All of the University’s area centers-the Center for East Asian Studies, the Center for East European and Russian/Eurasian Studies, the Center for Latin American Studies, the Center for Middle Eastern Studies, and the South Asian Language and Area Center-received funds for graduate Foreign Language and Area Studies fellowships.
Four of the centers received additional funding for language and area programming and designation as National Resource Centers, with a mandate to provide “instruction in fields needed to provide full understanding of areas, regions or countries; research and training in international studies; work in the language aspects of professional and other fields of study; and instruction and research on issues in world affairs.” Those centers are the Center for East Asian Studies, the Center for Latin American Studies, the Center for Middle Eastern Studies, and the South Asian Language and Area Center.
The research and teaching work in these area studies centers will continue, and important new initiatives will be undertaken.
At the Center for East Asian Studies, for example, in addition to ongoing support for the library, language teaching, and graduate and faculty research fellowships, the Korean Studies program will bring visiting Korean scholars to campus as a result of the NRC grant.
The center also intends to begin an East Asian cinema and media studies program that could lead eventually to a new Ph.D. program. The center also has received a collection of 83 Taiwanese films and intends to hold a Taiwanese film festival in the fall, said James Ketelaar, Professor in History and East Asian Languages & Civilization and Director of the Center for East Asian Studies.
The Center for Latin American Studies will use the funds to expand language instruction and develop pedagogical resources for the teaching of Mesoamerican indigenous languages and Aymara, an indigenous language of South America. The funds also will support conferences on democracy in Colombia, poverty and inequality in Latin America, colonial literature, and, with other area centers and the Human Rights Program, a 2004 summer institute for kindergarten- through 12th-grade teachers on political dissidence, said Dain Borges, Associate Professor in History and Director of the Center for Latin American Studies.
The Center for Middle Eastern Studies will use its funds to continue outreach programs to kindergarten- through 12th-grade students and teachers, the general public, the business community and the government sector.
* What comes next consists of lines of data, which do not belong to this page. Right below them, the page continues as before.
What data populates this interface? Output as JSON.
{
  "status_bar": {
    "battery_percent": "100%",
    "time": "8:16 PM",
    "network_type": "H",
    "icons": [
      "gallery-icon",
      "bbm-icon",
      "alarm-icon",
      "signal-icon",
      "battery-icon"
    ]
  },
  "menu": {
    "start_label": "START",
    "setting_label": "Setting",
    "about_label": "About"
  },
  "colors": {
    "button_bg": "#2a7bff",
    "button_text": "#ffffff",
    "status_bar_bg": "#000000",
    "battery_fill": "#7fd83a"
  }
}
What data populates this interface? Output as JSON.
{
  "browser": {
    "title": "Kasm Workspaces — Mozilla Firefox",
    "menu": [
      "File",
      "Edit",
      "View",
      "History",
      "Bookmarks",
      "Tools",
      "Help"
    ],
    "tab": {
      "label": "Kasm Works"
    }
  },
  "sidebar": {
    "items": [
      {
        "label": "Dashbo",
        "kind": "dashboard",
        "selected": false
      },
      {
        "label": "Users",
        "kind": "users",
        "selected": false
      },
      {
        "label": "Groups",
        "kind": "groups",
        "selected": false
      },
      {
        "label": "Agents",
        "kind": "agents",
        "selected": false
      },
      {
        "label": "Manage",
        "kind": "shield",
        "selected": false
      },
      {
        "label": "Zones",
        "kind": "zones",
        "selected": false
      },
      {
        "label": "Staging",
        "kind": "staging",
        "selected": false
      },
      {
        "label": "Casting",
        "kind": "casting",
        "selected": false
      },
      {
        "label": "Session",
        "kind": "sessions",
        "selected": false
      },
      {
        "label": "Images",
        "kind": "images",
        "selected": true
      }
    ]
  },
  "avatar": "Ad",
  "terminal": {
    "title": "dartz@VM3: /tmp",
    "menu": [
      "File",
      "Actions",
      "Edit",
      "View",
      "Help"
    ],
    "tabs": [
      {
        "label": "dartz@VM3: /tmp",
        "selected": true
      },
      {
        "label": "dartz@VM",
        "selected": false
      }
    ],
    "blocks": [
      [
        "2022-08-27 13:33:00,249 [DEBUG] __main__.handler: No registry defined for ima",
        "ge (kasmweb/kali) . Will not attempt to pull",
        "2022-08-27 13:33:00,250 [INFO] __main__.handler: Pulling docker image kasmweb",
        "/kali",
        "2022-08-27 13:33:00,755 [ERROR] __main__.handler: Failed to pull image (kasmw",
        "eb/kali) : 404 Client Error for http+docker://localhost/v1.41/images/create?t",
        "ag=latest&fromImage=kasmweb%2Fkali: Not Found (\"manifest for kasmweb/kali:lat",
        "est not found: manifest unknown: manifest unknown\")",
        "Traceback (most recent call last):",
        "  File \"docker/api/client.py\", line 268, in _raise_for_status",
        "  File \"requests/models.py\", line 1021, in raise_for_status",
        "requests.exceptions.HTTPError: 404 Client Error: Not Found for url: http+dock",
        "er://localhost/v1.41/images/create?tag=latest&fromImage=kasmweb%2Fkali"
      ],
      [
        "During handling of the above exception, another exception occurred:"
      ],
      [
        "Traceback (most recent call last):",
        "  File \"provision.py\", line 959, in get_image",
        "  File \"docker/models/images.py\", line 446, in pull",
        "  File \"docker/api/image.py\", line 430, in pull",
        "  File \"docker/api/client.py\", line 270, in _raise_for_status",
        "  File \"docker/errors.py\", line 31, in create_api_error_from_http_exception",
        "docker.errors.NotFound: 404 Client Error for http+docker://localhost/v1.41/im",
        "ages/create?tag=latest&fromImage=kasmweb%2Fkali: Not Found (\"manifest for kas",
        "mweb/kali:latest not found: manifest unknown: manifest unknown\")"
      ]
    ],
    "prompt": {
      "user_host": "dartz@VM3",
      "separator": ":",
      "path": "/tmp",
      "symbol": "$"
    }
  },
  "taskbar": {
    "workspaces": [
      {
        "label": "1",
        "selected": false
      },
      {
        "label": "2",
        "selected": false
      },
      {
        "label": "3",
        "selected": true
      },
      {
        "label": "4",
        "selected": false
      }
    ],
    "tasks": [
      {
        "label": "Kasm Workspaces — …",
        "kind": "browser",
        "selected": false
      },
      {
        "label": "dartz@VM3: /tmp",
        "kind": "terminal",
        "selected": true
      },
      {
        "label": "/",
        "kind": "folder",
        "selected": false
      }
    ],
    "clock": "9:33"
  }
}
Additionally, the grant will support course development work for a new class on women in Asia. The funding also will support the visits of regional experts on national security in the Middle East, who will lecture in an arrangement with the Harris School of Public Policy Studies, said Rusty Rook, Assistant Director of the Center for Middle Eastern Studies.
The South Asian Language and Area Center will expand teaching to include two South Asian languages, Marathi and Telugu. The center also will broaden its work with the Chicago Council on Foreign Relations and with the Center for East Asian Studies by bringing speakers to Chicago for presentations. Additionally, the center will provide wider access to its language resources via the Web by offering teaching materials, dictionaries and grammars, said James Nye, Bibliographer for Southern Asia at the University Library and Director of the South Asian Language and Area Center.